John Paul II in his 1995 encyclical letter Evangelium Vitae reminds us, “when the sense of God is lost, there is also a tendency to lose the sense of man, of his dignity and his life; in turn, the systematic violation of the moral law, especially in the serious matter of respect for human life and its dignity, produces a kind of progressive darkening of the capacity to discern God’s living and saving presence” (no. 21). Admittedly, I have seen the danger of the reduction of humanity which results in a loss of dignity of the individual person. Days when I struggle with patience, I sometimes reduce my children as tasks to be managed and the ultimate goal is getting them to bedtime by the arbitrary deadline I impose on the family.
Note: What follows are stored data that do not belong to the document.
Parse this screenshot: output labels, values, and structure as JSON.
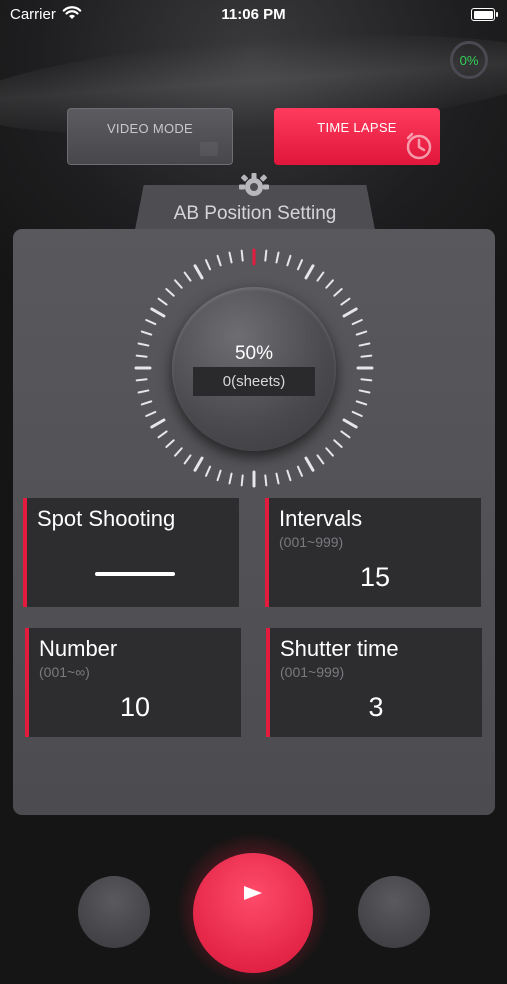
{
  "status_bar": {
    "carrier": "Carrier",
    "time": "11:06 PM",
    "icons": [
      "wifi-icon",
      "battery-icon"
    ]
  },
  "battery_badge": {
    "label": "0%",
    "color": "#34d058"
  },
  "modes": {
    "video_label": "VIDEO MODE",
    "timelapse_label": "TIME LAPSE",
    "active": "TIME LAPSE",
    "active_color": "#ff2d55",
    "timelapse_icon": "timer-icon"
  },
  "ab_setting": {
    "label": "AB Position Setting",
    "icon": "gear-icon"
  },
  "dial": {
    "percent_label": "50%",
    "progress": 0.5,
    "sheets_label": "0(sheets)",
    "accent": "#e31b3c"
  },
  "cards": {
    "spot_shooting": {
      "title": "Spot Shooting"
    },
    "intervals": {
      "title": "Intervals",
      "range": "(001~999)",
      "value": "15"
    },
    "number": {
      "title": "Number",
      "range": "(001~∞)",
      "value": "10"
    },
    "shutter_time": {
      "title": "Shutter time",
      "range": "(001~999)",
      "value": "3"
    }
  },
  "controls": {
    "left_icon": "left-control-icon",
    "center_icon": "play-icon",
    "right_icon": "right-control-icon"
  }
}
As a person with OCD, it is a daily battle to combat my compulsive urges for order and stability. Unfortunately, my control-everything mindset does not simply reside in my home-life—it seeps into the workplace as well. I get to be so goal-driven and task-oriented that sometimes I miss the entire purpose of my job [and well, any job for that matter]—to help others! Over the past couple weeks, I sought out acknowledgement from the superiors in my department and I got a little frustrated when I did not constantly receive “corporate praise”.

St. Teresa of Avila once said, “There is more value in a little study of humility and in a single act of it than in all the knowledge in the world.” I would do well to heed this advice. I am grateful I came across the saint’s words as I began a fresh week. Focusing on the virtue of humility got my mind thinking. Eventually, my thoughts landed on a book from our living room bookshelf—Max Lucado’s You are Special. A staple in any children’s library, this is a story that I relate to more and more with each passing year. As amazing and wise as John Paul II and Teresa of Avila, are God mysteriously stirred the story of the Wemmicks in my long-term memory bank to remind myself the true meaning of life! Let me explain:

god be merciful

  1. God is a Merciful Judge: The tale begins with the average day for wooden creatures known as Wemmicks. Tirelessly, grey dots and golden stars are being placed on each individual. Dots represent a defect in a Wemmick whereas stars signify a positive attribute. All the Wemmicks were created by the same woodcarver—Eli. Punchinello is a Wemmick who receives only grey dots—and a lot of them! Over the course of the book, he gets to encounter an unblemished Wemmick without the stain of either dots or stars. Punchinello learns that visiting Eli on his hilltop residence grants Wemmicks the knowledge that they do not have to be defined by the type of markings they gave each other, and we even find out that the love of Eli prohibits dots or stars from sticking to the wooden creatures!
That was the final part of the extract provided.